Toutefois, les chercheurs peuvent déjà faire tourner le QPU dans le cloud de Xanadu et sur Amazon Braket. « C'est ce que nous trouvons vraiment génial dans ce projet. Beaucoup de ces percées sont ce dont nous avons besoin pour arriver à un ordinateur quantique qui soit utile aux clients », a déclaré Christian Weedbrook, fondateur et directeur général de Xanadu. Selon les analystes, les résultats sont de bon augure non seulement pour l'avenir de la photonique, mais aussi pour l'informatique quantique basée sur la photonique. Elle devrait être l'une des technologies à examiner jusqu'à l'explosion prévue des capacités de l'informatique quantique.
Cette dernière étant attendue d'ici 2030. En ce qui concerne les autres développements récents en informatique quantique, des chercheurs de l'université du Pays de Galles du Sud (UNSW) ont fait un grand pas en avant en janvier dernier pour prouver que l'informatique quantique presque sans erreur est possible. Ils ont fourni un dispositif qui a entrepris des opérations sans erreur à 99 %. Entre-temps, le mois de novembre 2021 a vu deux percées majeures en matière d'informatique quantique.

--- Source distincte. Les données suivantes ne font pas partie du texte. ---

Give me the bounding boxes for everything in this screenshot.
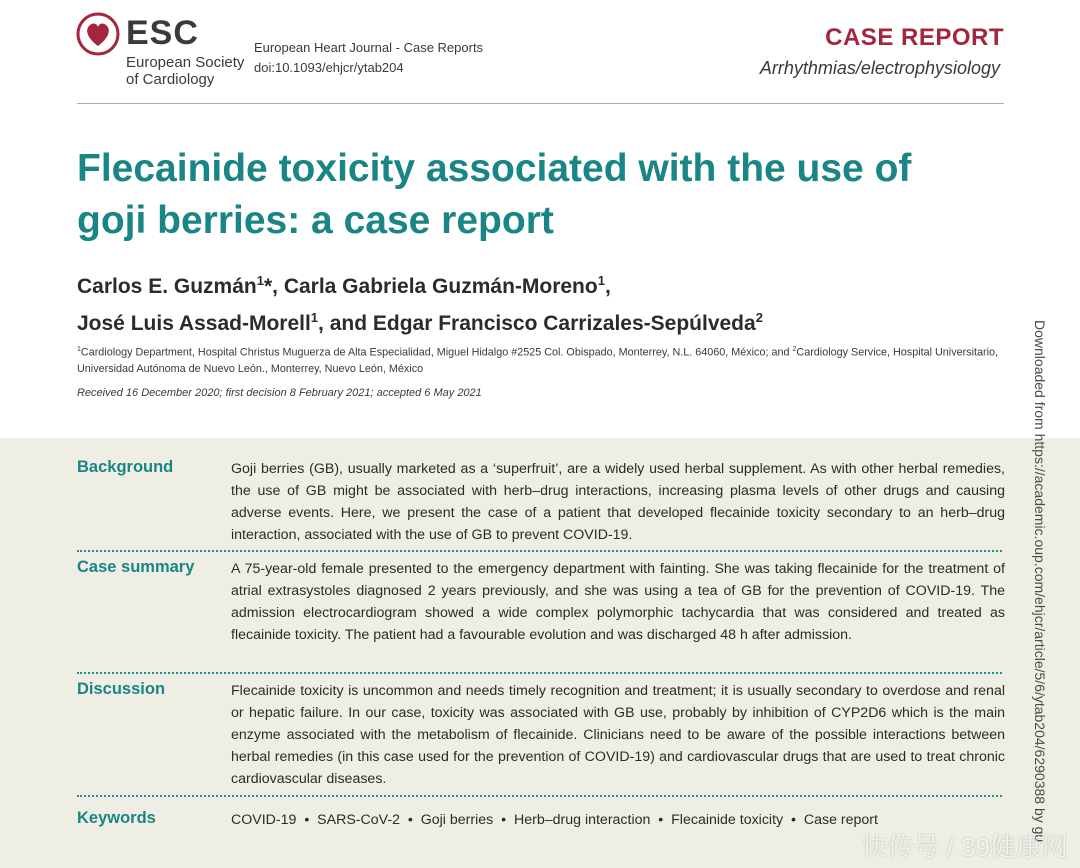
header-divider (77, 103, 1004, 104)
watermark: 快传号 / 39健康网 (861, 832, 1068, 862)
received-dates: Received 16 December 2020; first decision 8 February 2021; accepted 6 May 2021 (77, 387, 482, 399)
logo-text: ESC (126, 14, 199, 52)
logo-subtitle: European Society of Cardiology (126, 54, 245, 88)
journal-info (254, 38, 483, 78)
journal-header (0, 0, 1080, 110)
section-label: Keywords (77, 809, 156, 827)
journal-name: European Heart Journal - Case Reports (254, 40, 484, 55)
article-title: Flecainide toxicity associated with the use of goji berries: a case report (77, 147, 912, 242)
article-category: Arrhythmias/electrophysiology (759, 58, 1000, 78)
section-label: Discussion (77, 680, 166, 698)
heart-logo-icon (76, 12, 120, 56)
author-name[interactable]: and Edgar Francisco Carrizales-Sepúlveda (329, 312, 756, 335)
section-text: A 75-year-old female presented to the emergency department with fainting. She was taking flecainide for the treatment of atrial extrasystoles diagnosed 2 years previously, and she was using a tea of GB for the prevention of COVID-19. The admission electrocardiogram showed a wide complex polymorphic tachycardia that was considered and treated as flecainide toxicity. The patient had a favourable evolution and was discharged 48 h after admission. (231, 561, 1005, 643)
article-type: CASE REPORT (825, 24, 1004, 51)
author-name[interactable]: José Luis Assad-Morell (77, 312, 311, 335)
doi-link[interactable]: doi:10.1093/ehjcr/ytab204 (254, 60, 404, 75)
section-divider (77, 795, 1002, 797)
keywords-text: COVID-19 • SARS-CoV-2 • Goji berries • Herb–drug interaction • Flecainide toxicity • Case report (231, 812, 878, 828)
section-label: Background (77, 458, 174, 476)
esc-logo[interactable] (76, 12, 256, 92)
author-list: Carlos E. Guzmán$^1$*, Carla Gabriela Guzmán-Moreno$^1$, José Luis Assad-Morell$^1$, and Edgar Francisco Carrizales-Sepúlveda$^2$ (77, 273, 763, 335)
download-note: Downloaded from https://academic.oup.com/ehjcr/article/5/6/ytab204/6290388 by gu (1032, 320, 1048, 843)
author-name[interactable]: Carla Gabriela Guzmán-Moreno (283, 275, 598, 298)
section-divider (77, 550, 1002, 552)
affiliations: $^1$Cardiology Department, Hospital Christus Muguerza de Alta Especialidad, Miguel Hidalgo #2525 Col. Obispado, Monterrey, N.L. 64060, México; and $^2$Cardiology Service, Hospital Universitario, Universidad Autónoma de Nuevo León., Monterrey, Nuevo León, México (77, 346, 999, 375)
section-label: Case summary (77, 558, 195, 576)
section-text: Flecainide toxicity is uncommon and needs timely recognition and treatment; it is usually secondary to overdose and renal or hepatic failure. In our case, toxicity was associated with GB use, probably by inhibition of CYP2D6 which is the main enzyme associated with the metabolism of flecainide. Clinicians need to be aware of the possible interactions between herbal remedies (in this case used for the prevention of COVID-19) and cardiovascular drugs that are used to treat chronic cardiovascular diseases. (231, 683, 1005, 787)
author-name[interactable]: Carlos E. Guzmán (77, 275, 257, 298)
section-divider (77, 672, 1002, 674)
section-text: Goji berries (GB), usually marketed as a ‘superfruit’, are a widely used herbal supplement. As with other herbal remedies, the use of GB might be associated with herb–drug interactions, increasing plasma levels of other drugs and causing adverse events. Here, we present the case of a patient that developed flecainide toxicity secondary to an herb–drug interaction, associated with the use of GB to prevent COVID-19. (231, 461, 1005, 543)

Tout d'abord, le Consortium américain de développement économique quantique a révélé les résultats d'expériences d'étalonnage qui ont démontré comment une méthode avancée de suppression des erreurs a augmenté la probabilité de succès des algorithmes d'informatique quantique sur du matériel réel d'un pourcentage sans précédent de 2 500 %.

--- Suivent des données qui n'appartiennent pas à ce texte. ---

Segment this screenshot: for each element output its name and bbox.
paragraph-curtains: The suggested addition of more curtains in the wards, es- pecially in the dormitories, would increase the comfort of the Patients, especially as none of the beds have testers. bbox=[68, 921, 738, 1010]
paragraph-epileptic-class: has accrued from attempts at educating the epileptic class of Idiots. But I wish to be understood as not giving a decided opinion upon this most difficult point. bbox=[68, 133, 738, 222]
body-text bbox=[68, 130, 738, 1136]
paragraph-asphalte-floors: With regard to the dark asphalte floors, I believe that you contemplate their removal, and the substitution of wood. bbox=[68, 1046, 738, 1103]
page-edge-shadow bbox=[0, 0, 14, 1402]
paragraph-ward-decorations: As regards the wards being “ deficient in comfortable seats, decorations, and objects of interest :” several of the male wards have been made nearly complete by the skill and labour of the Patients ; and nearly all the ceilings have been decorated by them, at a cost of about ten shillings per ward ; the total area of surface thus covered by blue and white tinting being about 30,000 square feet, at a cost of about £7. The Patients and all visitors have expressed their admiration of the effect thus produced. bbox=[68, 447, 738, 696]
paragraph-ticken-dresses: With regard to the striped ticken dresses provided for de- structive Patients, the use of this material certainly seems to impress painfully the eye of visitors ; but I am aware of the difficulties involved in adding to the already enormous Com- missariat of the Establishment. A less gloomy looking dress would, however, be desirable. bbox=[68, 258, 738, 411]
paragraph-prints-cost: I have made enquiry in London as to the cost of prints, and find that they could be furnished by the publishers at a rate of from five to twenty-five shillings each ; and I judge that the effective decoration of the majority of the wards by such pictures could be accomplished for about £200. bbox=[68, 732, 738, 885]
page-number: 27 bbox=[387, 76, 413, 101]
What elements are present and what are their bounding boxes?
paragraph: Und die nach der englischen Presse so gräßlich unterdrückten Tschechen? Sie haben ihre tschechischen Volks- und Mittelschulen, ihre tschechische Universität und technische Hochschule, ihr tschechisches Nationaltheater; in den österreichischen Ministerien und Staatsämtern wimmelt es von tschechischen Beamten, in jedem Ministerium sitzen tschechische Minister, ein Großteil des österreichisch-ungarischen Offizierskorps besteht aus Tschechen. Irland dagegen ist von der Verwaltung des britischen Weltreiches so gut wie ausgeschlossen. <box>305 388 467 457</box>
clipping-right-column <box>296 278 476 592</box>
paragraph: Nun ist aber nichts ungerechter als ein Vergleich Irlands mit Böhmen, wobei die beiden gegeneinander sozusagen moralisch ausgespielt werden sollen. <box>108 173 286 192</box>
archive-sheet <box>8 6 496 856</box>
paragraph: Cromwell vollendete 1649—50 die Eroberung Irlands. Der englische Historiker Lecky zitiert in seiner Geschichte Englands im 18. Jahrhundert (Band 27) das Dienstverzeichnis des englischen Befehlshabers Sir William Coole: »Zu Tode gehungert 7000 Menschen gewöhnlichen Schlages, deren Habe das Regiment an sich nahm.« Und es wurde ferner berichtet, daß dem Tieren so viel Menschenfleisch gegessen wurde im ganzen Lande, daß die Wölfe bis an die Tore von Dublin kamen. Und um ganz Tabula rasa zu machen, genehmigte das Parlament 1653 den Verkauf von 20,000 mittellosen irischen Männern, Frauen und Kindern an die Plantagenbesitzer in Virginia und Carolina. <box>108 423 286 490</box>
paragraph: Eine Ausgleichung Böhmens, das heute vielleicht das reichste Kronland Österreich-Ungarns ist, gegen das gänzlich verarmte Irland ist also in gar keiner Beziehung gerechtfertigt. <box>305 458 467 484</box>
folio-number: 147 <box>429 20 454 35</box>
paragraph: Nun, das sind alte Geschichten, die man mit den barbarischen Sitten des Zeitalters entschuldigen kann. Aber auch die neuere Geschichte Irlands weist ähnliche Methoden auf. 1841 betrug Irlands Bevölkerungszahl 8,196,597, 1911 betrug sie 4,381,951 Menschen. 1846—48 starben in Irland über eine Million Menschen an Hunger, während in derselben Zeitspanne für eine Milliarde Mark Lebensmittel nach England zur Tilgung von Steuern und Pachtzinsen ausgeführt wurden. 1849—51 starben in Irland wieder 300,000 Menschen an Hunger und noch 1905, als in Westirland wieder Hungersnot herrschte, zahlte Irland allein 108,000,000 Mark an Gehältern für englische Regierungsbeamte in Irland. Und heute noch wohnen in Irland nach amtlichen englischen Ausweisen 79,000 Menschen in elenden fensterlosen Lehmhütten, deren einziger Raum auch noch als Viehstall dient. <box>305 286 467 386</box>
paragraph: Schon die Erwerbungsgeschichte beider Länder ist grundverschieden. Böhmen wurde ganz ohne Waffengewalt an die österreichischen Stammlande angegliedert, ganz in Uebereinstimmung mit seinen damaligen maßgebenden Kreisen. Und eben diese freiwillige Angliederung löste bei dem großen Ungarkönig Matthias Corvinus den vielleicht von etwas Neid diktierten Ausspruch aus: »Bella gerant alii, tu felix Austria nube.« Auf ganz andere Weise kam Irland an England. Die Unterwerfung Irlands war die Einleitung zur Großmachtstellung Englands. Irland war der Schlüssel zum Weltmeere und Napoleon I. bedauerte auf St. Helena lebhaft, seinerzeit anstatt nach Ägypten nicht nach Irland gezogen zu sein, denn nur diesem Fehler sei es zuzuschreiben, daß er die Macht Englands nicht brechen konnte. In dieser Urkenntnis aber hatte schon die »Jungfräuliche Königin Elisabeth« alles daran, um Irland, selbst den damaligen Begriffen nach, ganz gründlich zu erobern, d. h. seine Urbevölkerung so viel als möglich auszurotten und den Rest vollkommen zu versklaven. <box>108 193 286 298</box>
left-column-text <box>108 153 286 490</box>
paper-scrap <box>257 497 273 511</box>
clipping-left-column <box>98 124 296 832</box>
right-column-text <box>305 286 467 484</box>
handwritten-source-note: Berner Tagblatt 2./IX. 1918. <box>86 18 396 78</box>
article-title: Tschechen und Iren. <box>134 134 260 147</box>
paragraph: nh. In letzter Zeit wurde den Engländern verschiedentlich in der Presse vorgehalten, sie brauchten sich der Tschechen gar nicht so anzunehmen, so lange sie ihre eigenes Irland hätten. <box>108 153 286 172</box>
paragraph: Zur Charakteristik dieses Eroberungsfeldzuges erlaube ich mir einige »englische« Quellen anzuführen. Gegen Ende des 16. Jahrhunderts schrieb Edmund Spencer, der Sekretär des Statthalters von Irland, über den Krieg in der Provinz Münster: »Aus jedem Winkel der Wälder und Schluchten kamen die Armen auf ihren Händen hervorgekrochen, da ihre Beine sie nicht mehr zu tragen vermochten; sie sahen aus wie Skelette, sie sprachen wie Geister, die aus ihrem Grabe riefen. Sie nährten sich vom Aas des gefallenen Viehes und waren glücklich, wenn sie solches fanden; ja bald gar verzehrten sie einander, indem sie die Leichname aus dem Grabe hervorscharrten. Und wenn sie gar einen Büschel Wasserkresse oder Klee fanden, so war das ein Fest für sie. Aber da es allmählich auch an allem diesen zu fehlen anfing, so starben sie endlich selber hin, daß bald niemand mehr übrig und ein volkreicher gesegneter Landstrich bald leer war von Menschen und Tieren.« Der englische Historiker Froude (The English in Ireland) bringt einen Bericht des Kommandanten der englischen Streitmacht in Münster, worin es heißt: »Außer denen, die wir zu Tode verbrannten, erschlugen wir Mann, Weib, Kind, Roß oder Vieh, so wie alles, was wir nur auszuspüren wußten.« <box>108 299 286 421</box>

Ensuite, des ingénieurs de l'université de Stanford ont fait la démonstration d'une nouvelle conception, plus simple, mais plus avancée, d'un ordinateur quantique qui pourrait aider les versions pratiques de la machine à devenir enfin une réalité. Dans ce nouveau modèle, un seul atome s'enchevêtre avec une série de photons, ce qui lui permet de traiter et de stocker davantage d'informations, ainsi que de fonctionner à température ambiante.